Thévenard se cramponne à la rambarde de son poste. C'est la collision, c'est sûr. Non, dans un grondement de tonnerre, tout a passé ! C'est fini ! Une grande aile bascule sur la gauche. Le Messerschmitt vire et s'éloigne en plongeant.
Alors, les larmes de Thévenard jaillissent. Il vient d'avoir un enrayage pour la première fois de sa vie.
Le chasseur allemand ne soupçonnera jamais la chance qu'il aura eue ce jour-là. Le Sgc Thévenard, d'un geste rageur, arrache les chargeurs de leurs logements pour chercher la cause de l'enrayage. Comme il lève les yeux, il aperçoit des flammes qui lèchent le plan gauche. La salve du pilote du Messerschmitt a porté, Le feu est à bord de l'Amiot.
La fin du 69 - 13 h 40
L'incendie gagne rapidement. Thévenard a prévenu le Cne Marié et tout t'équipage. Aucun espoir ne peut être conservé de sauver l'appareil. Aux postes d'abandon ! C'est la fin. Il faut même se hâter, car la chaleur commence à devenir insupportable. Les rhodoïds déjà se craquellent et se déforment. Et par malheur, le foyer de l'incendie est justement à gauche, du même côté que la bombe coincée. Tous les yeux la regardent Les flammes ne la touchent pas encore. Mais déjà, autour d'elle, la température doit monter de manière angoissante. Elle peut éclater d'une seconde à l'autre. L'Adj Speich est resté aux commandes, s'efforçant de maintenir l'avion bien en ligne de vol.
L'équipage se rassemble dans le couloir. Les traits de ces hommes de l'air sont calmes, mais tirés par la gravité de l'heure. Pas d'affolement. Ils ne sont pas pris au dépourvu. L'évacuation va se faire dans l'ordre si souvent étudié en temps de paix. La porte est larguée depuis longtemps.
À Legrand d'abord.
Allez, petit, vas-y. N'aie pas peur ! Le Cne Marie s'efforce de sourire. Cela a une valeur étonnante dans les circonstances présentes, le sourire du chef. Cela cimente fortement le sang-froid de l'équipage. Il faut savoir sourire. Marie sait sourire.

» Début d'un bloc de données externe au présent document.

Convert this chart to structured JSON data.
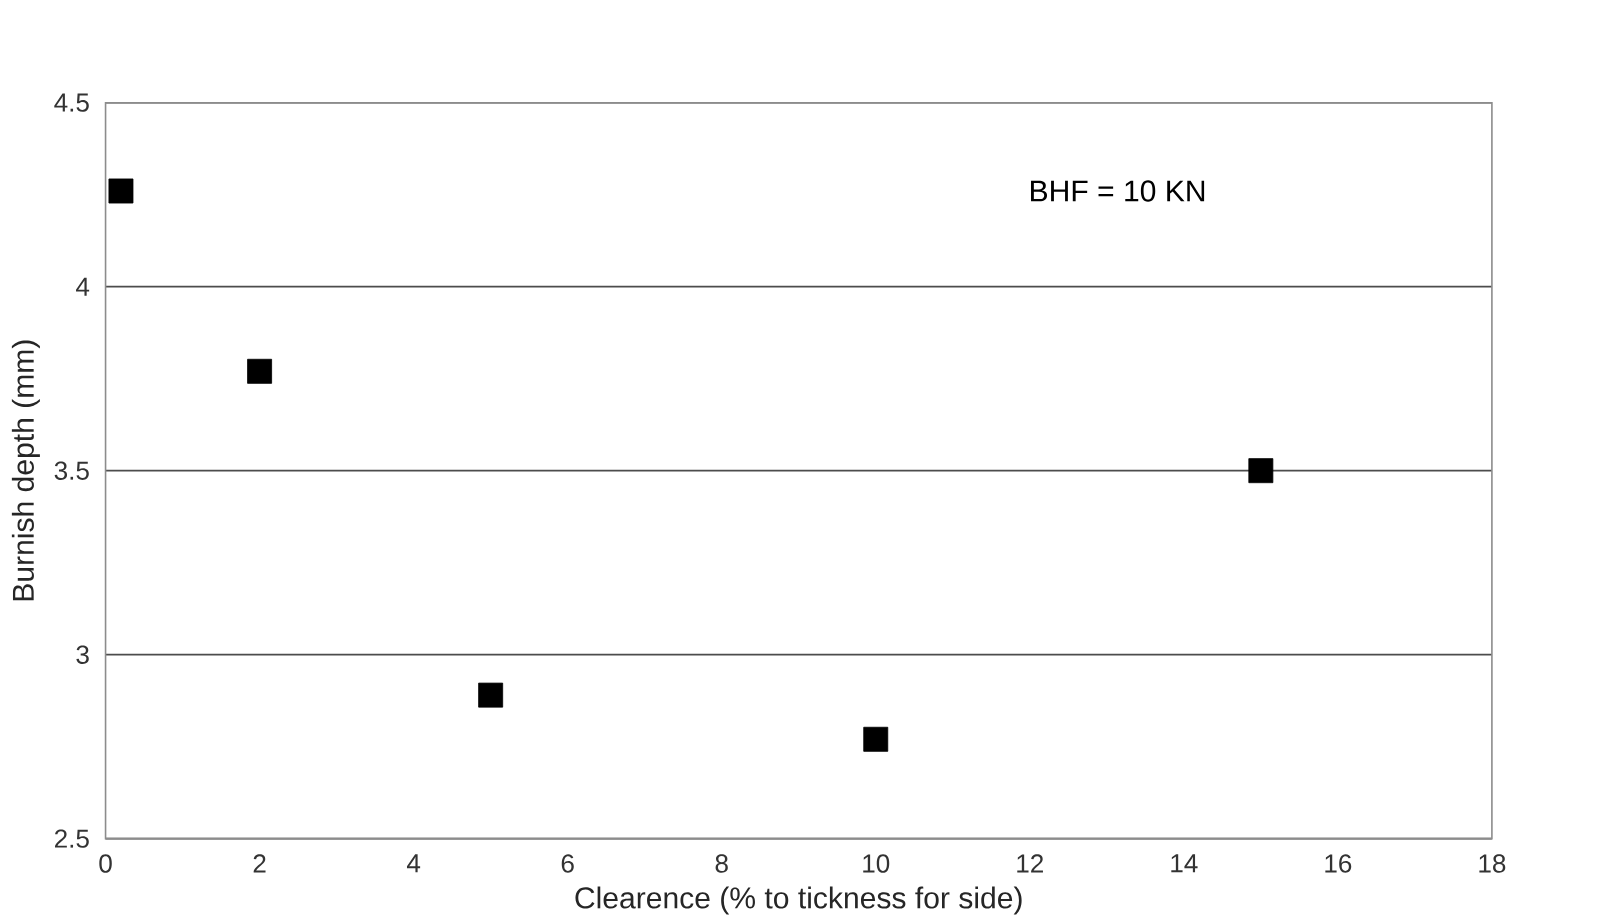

Legrand, par inadvertance, a manœuvré trop tôt la poignée de son parachute. La cisaille a joué. Derrière lui, la voilure de soie se répand comme une mousse blanche. Très grave. Le vent va s'y engouffrer, tout va s'embrouiller dans les suspentes, le parachute ne s'ouvrira pas, se mettra en torche et Legrand, quand il se jettera, tombera comme une pierre. Or, il ne s'est aperçu de rien. Le Cne Marie, sans un mot, a saisi la voilure à pleins bras et, au moment où Legrand disparaît par la trappe, la pousse en ordre à l'extérieur Le parachute se déploie normalement. Legrand est sauvé.
À Thévenard.
Un coup de reins, Thévenard est parti. Il a sauté directement de son balcon. Marie et Teyssier n'ont pas le temps de compter 2 secondes, qu'ils voient, là-bas, très loin déjà, peut-être à 200 m de l'avion, naître et s'épanouir une petite corolle blanche. C'est Thévenard. TVB.
À Teyssier.
Teyssier a l'évacuation la plus difficile. Pas de temps à perdre à cause des camarades qui attendent. Il s'assied comme il peut sur le plat-bord, dans l'affreux courant d'air, et tout de suite est balayé, emporté. Son corps rabote au long du fuselage, passe de justesse sous les empennages qui risquent de l'assommer et gagne le vide en roulant sur lui-même comme un noyé. Il s'agit de ne pas perdre la tête. Un coup de poignet. Des claquements secs, comme des gifles de vent sur des draps un jour de lessive, une secousse, et Teyssier, les côtes meurtries, descend tel un insecte au bout d'un fil.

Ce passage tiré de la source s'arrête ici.